JPMorgan analyst Pinjalim Bora recently confirmed his “Overweight” rating on Smartsheet stock. He has lowered the price target from 80 to 58 US dollars, but this is still well above the current price level of 31.62 US dollars (closing price: 06/23/2022)

Microsoft

JPMorgan also gives Microsoft a thumbs up. In the first quarter, the software giant was able to increase its sales by 18 percent compared to the same quarter of the previous year and let shareholders participate in the company’s success with 12.4 billion US dollars (+25 percent) through dividends and share buybacks. Nevertheless, the share suffered from the bad mood on the stock market and has lost more than 26 percent of its value since the turn of the year. Against this background, JPMorgan analyst Mark Murphy reiterated his “buy” rating and raised his target price to $320.00 (close on 06/17/2022: $258.86).

Eli Lilly

According to “MoneyWise”, JPMorgan also sees great potential for Eli Lilly.

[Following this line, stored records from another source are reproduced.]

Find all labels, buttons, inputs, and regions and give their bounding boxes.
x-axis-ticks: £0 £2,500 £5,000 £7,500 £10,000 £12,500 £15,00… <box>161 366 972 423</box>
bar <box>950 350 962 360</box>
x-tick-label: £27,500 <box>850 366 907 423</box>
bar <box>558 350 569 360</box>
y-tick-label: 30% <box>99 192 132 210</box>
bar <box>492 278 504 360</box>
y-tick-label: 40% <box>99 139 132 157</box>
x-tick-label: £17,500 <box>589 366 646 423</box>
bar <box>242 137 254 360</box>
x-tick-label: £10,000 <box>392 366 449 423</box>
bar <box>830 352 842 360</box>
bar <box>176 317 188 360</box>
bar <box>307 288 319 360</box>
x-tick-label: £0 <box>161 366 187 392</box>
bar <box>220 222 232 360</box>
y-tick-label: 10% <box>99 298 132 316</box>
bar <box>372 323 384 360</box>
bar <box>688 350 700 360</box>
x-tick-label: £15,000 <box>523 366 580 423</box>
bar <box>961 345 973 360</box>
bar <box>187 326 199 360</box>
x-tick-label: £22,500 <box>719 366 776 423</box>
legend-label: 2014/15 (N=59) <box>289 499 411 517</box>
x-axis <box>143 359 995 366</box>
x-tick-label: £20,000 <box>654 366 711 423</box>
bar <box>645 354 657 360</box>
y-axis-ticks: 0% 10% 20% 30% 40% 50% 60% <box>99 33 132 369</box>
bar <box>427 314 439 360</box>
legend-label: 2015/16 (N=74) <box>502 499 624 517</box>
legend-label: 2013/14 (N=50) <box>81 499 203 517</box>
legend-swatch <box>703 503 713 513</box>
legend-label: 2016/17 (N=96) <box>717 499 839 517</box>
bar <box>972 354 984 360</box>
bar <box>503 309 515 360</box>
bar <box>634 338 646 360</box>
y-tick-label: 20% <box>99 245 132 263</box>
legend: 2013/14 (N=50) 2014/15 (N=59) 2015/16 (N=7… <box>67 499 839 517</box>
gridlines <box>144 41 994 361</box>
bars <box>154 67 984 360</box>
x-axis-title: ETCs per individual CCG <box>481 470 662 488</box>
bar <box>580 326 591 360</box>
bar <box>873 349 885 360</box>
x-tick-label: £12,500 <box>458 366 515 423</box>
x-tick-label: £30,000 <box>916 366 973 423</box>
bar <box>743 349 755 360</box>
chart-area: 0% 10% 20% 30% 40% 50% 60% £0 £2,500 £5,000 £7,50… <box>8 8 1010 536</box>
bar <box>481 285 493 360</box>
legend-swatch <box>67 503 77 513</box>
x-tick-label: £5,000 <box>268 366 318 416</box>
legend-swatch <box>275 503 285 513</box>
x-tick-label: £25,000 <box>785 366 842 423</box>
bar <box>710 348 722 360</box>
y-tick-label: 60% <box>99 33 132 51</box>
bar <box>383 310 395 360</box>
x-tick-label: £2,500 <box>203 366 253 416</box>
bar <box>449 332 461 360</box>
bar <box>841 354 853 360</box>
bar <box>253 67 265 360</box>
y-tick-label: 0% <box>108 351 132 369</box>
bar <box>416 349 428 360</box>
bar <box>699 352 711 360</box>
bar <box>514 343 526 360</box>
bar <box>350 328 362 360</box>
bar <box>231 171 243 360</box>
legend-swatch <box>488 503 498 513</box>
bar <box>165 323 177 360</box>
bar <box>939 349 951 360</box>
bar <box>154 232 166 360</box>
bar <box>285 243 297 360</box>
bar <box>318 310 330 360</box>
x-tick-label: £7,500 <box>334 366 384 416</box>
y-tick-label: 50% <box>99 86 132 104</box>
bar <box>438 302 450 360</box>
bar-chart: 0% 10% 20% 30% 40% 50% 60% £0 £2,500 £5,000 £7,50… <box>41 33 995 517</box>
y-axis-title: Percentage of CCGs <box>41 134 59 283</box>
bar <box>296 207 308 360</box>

The pharmaceutical giant recorded a 15 percent increase in sales in the first quarter. Shareholders were also happy, receiving a total of $900 million in dividends and another $1.5 billion in share buybacks.

At $312.67 (close on June 23, 2022), Eli Lilly stock is up over 13 percent year-to-date. JPMorgan analyst Chris Schott expects this positive trend to continue and therefore reiterated his “overweight” rating. He raised the price target from the original $340 to $355.